Grant McCracken has a great line in a recent post on marketing--he's advising Ford execs that if they really want to understand this new muscle-car trend to eschew "cool-hunters," put on their most conservative suits, and get out into the streets to talk directly to drag-racing kids. "You'll be met with ridicule," Grant says. "This is good." He continues:
Ethnography begins with an act of humility and the declaration of ignorance. The respondent will mock you at first and then something remarkable happens. When they see that you are not going to cut and run, that you are so sincere about finding out about what they know, you are prepared to endure a massive loss of face to do so, they will take you in, sit you down, and tell you all about it.

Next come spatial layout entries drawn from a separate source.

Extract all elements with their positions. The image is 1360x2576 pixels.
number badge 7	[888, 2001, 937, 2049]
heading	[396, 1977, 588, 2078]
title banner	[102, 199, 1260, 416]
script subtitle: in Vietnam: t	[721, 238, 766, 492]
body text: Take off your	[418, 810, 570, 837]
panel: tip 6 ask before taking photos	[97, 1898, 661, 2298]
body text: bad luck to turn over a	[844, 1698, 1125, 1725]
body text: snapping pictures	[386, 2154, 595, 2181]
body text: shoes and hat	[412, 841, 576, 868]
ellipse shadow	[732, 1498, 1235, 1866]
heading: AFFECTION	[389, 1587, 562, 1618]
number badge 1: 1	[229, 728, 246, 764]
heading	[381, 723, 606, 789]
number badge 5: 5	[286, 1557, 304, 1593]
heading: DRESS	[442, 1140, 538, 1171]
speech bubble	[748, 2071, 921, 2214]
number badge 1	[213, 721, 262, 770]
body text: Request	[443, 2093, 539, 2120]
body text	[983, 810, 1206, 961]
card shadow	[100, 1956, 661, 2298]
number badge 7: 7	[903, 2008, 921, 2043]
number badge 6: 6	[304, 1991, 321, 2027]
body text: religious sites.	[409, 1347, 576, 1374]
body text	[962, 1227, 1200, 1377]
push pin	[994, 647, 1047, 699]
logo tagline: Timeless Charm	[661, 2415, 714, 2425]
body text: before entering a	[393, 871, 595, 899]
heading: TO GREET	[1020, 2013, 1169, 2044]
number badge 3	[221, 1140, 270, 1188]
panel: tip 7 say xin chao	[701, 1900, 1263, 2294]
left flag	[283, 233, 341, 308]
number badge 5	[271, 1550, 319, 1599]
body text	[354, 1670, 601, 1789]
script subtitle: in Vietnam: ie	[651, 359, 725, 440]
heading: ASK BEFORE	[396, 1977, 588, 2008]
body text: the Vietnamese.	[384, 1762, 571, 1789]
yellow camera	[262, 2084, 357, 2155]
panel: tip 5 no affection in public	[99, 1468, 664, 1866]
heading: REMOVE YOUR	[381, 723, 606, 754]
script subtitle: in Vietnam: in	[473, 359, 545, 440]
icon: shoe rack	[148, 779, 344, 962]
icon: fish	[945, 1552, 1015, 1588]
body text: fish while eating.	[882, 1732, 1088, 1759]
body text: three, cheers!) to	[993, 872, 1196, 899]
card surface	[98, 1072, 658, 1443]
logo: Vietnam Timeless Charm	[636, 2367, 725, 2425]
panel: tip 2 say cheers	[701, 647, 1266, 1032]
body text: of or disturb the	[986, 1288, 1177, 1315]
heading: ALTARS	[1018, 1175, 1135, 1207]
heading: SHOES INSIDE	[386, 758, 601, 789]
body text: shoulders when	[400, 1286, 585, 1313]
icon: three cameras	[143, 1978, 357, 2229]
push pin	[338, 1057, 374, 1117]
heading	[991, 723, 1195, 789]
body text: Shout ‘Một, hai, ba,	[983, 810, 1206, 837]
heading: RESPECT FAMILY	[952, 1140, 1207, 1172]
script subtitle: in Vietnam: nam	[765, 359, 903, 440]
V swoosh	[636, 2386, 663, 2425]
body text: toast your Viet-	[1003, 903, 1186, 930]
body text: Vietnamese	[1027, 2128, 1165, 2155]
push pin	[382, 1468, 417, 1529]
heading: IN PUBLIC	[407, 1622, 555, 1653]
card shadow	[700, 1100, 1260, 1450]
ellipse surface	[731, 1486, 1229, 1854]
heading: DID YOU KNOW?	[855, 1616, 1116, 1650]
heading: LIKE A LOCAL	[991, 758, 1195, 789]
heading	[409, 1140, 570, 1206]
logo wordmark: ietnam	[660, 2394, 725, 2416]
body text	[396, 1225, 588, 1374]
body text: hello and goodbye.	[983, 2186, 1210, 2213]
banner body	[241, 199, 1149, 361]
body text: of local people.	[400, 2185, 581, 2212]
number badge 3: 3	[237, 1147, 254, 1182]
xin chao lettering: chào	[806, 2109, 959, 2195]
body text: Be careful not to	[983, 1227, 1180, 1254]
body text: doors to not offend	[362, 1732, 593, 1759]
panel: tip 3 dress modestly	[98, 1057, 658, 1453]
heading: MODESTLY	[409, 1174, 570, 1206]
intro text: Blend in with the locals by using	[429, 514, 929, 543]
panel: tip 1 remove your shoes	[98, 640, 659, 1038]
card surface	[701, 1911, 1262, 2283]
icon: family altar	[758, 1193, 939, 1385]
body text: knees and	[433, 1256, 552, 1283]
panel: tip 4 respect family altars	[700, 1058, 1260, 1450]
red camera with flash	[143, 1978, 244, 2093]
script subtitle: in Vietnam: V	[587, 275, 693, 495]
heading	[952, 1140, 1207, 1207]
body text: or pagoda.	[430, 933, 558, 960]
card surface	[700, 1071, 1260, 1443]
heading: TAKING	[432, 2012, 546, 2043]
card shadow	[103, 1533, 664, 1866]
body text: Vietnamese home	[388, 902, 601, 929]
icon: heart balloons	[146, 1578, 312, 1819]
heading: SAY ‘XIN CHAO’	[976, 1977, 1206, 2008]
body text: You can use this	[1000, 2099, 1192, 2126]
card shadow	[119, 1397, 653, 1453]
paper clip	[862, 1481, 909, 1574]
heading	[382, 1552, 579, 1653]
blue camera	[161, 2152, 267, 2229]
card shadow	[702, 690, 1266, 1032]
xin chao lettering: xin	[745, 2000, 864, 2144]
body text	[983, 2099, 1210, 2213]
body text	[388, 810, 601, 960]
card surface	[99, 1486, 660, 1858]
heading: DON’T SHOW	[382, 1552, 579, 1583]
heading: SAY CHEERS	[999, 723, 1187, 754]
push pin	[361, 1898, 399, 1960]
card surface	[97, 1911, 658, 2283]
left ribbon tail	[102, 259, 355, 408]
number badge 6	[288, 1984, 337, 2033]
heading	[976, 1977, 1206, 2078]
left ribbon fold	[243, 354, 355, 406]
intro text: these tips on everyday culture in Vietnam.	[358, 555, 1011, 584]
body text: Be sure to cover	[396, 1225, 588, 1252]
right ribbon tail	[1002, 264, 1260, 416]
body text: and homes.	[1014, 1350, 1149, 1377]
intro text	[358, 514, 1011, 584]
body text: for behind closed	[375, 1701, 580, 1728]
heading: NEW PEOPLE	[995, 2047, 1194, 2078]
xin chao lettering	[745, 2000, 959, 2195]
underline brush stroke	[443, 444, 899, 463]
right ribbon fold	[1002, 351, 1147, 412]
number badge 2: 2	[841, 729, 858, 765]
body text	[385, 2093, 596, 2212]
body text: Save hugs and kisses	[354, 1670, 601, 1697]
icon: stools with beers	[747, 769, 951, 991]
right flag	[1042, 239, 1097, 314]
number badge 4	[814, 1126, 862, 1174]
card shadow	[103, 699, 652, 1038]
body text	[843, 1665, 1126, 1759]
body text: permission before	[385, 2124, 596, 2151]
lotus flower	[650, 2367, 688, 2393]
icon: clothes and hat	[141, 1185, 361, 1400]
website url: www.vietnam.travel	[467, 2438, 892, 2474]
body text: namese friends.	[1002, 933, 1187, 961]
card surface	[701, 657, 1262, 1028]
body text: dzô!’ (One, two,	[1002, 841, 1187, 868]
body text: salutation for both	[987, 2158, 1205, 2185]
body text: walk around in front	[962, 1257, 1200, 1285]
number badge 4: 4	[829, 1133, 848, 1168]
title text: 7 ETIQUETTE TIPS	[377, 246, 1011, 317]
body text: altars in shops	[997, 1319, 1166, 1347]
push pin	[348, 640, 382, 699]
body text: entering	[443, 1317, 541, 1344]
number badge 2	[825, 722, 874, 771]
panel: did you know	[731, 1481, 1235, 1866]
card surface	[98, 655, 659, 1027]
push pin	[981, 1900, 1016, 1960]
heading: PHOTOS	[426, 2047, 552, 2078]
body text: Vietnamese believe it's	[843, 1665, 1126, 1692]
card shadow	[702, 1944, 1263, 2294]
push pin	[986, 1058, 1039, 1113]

I think this applies not just to marketers, but to all of us who work as consultants and symbolic analysts of one sort or another. They (whoever "they" are) pay us to know more than they do, and so there's this tremendous pressure to appear as smart as possible at all possible times. The problem with this framework is that you have to ask the right questions to get the right answers, and if you aren't willing to humble yourself and show your ignorance by asking those questions, even (especially) "dumb" ones, you'll fail to add value.
This is exactly what I learned to do as a cub reporter in my first job after college. If I tried to impress someone with how much research I'd done and how well I understood the topic under discussion, I wouldn't learn anything new from them (and I'd get nothing in the way of colorful quotes.) But once I wised up and started playing dumb, people were all too happy to open up and educate me. Stupidity: the shortest path to wisdom.